Análisis

Lecciones que dejó el 14D para sindicatos y Gobiernos

Los sindicatos tocaron el cielo y desde entonces, víctimas del éxito, han perdido influencia en las empresas y en la sociedad

El expresidente del Gobierno, Felipe González, estrecha la mano a Nicolás Redondo, exsecretario general de UGT.
El expresidente del Gobierno, Felipe González, estrecha la mano a Nicolás Redondo, exsecretario general de UGT.

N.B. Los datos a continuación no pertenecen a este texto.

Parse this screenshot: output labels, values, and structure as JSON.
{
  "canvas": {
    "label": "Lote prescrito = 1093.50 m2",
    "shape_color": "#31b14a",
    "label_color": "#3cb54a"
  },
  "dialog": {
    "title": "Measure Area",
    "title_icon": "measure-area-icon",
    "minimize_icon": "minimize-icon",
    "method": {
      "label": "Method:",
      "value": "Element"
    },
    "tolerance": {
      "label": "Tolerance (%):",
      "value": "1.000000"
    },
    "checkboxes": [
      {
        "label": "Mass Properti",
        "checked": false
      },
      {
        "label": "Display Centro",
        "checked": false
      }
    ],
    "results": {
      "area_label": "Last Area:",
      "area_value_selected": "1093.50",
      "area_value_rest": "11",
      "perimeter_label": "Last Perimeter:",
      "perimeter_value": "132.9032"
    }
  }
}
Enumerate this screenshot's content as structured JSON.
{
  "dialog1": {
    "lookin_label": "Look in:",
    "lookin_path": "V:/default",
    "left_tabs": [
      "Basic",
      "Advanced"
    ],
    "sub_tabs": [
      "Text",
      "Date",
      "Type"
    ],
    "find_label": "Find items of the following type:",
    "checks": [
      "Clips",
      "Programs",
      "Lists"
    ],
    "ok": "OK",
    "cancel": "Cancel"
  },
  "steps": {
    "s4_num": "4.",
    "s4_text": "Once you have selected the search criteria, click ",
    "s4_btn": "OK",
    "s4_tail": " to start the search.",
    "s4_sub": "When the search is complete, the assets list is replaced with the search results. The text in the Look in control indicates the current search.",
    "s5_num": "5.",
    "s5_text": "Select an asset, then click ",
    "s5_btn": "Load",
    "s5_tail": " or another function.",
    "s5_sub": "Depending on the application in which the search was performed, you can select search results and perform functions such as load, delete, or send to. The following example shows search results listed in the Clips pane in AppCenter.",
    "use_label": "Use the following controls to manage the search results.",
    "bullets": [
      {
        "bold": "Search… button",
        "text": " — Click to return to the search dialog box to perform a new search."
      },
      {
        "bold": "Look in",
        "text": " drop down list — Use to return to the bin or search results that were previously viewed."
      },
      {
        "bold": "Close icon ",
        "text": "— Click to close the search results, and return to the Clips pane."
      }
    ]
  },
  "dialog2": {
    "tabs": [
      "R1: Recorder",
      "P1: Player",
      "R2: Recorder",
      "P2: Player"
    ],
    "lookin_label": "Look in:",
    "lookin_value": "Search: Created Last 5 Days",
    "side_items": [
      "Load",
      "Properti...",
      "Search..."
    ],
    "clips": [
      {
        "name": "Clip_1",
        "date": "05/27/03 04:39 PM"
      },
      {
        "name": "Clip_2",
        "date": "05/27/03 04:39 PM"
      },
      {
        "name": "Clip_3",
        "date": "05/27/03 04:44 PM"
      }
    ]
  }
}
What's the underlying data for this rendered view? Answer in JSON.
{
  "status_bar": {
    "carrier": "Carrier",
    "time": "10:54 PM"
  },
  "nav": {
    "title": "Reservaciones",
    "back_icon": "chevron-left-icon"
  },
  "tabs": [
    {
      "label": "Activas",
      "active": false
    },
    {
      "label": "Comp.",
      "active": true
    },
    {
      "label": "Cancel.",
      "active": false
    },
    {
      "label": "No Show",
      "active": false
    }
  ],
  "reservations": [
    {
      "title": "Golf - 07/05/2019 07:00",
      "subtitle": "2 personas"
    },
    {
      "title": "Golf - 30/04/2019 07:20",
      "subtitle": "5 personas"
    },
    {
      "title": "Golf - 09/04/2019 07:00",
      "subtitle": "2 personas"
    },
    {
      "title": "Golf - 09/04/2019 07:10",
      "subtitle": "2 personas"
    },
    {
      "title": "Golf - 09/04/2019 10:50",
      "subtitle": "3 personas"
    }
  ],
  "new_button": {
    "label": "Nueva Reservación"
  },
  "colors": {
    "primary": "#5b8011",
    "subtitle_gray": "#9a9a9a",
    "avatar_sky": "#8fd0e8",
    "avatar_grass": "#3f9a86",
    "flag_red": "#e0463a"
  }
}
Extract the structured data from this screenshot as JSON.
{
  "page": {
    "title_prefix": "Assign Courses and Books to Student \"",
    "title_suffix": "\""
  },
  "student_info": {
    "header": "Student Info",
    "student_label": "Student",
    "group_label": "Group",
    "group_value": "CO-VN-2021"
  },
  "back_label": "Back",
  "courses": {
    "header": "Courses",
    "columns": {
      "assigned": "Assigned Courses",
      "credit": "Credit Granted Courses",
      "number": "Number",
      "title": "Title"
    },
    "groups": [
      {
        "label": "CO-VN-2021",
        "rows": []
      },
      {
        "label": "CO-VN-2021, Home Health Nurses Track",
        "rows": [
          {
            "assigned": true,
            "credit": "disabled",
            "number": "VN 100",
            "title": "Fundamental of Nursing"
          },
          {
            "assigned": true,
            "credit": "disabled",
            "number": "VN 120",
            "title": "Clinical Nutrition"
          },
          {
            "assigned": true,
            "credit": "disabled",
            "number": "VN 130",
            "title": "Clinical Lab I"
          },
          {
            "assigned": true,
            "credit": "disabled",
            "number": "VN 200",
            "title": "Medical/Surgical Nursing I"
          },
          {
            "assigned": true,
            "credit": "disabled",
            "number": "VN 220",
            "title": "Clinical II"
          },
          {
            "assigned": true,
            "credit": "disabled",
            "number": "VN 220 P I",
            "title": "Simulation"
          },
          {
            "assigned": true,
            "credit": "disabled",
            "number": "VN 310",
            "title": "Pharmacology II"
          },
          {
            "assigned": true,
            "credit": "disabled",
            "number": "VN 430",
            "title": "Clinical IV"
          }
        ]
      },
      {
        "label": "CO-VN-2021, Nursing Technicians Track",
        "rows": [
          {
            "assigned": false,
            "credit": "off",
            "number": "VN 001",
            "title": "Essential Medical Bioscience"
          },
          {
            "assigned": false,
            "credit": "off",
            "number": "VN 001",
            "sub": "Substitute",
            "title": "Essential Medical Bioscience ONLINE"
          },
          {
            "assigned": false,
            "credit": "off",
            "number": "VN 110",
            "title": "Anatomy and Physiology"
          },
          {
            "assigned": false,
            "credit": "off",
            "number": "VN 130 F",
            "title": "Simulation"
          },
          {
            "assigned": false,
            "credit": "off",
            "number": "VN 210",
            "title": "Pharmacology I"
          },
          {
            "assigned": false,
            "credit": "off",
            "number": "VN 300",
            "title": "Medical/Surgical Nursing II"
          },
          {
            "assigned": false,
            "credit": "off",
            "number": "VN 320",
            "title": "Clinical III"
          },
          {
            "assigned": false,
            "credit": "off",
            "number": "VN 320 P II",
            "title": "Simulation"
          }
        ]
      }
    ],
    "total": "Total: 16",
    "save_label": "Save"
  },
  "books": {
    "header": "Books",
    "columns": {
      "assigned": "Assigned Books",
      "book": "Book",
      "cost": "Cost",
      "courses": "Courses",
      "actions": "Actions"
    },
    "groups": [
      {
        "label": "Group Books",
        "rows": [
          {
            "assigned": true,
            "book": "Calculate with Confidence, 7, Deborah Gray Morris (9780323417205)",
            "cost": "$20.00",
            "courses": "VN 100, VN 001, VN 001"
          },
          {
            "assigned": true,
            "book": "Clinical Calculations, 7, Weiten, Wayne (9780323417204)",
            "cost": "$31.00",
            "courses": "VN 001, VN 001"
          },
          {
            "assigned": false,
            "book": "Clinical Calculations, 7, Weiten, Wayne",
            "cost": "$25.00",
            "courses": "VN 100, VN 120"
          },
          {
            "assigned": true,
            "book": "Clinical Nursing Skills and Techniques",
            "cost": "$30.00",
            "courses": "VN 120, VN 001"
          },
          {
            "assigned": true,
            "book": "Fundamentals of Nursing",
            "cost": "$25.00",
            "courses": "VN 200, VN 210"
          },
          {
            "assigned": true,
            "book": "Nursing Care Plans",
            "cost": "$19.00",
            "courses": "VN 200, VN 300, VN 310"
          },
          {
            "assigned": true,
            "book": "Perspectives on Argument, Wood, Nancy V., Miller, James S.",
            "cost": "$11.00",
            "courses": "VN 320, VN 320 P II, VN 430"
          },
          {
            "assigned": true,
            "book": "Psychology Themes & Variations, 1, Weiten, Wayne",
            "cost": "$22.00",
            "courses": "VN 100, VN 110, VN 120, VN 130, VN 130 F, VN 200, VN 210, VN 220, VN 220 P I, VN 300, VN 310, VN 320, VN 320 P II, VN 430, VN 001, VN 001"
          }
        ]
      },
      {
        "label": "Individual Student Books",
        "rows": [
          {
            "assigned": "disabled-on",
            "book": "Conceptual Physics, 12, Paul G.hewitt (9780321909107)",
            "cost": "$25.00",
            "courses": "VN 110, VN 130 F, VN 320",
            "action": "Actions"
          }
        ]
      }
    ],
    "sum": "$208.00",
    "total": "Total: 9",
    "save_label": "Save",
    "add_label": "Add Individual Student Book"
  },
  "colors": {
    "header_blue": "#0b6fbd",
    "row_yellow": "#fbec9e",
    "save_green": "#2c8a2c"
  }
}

Hace 30 años hoy que los sindicatos UGT y CC OO paralizaron el país y pusieron al Gobierno de rodillas en la mayor huelga general que recuerdan las generaciones vivas: el 14D de 1988. Hoy es un referente histórico inalcanzable e irrepetible para el sindicalismo, así como un espejo en el que se reflejan tanto los activos generados entonces como las debilidades y las carencias del movimiento asalariado en el siglo de la globalización.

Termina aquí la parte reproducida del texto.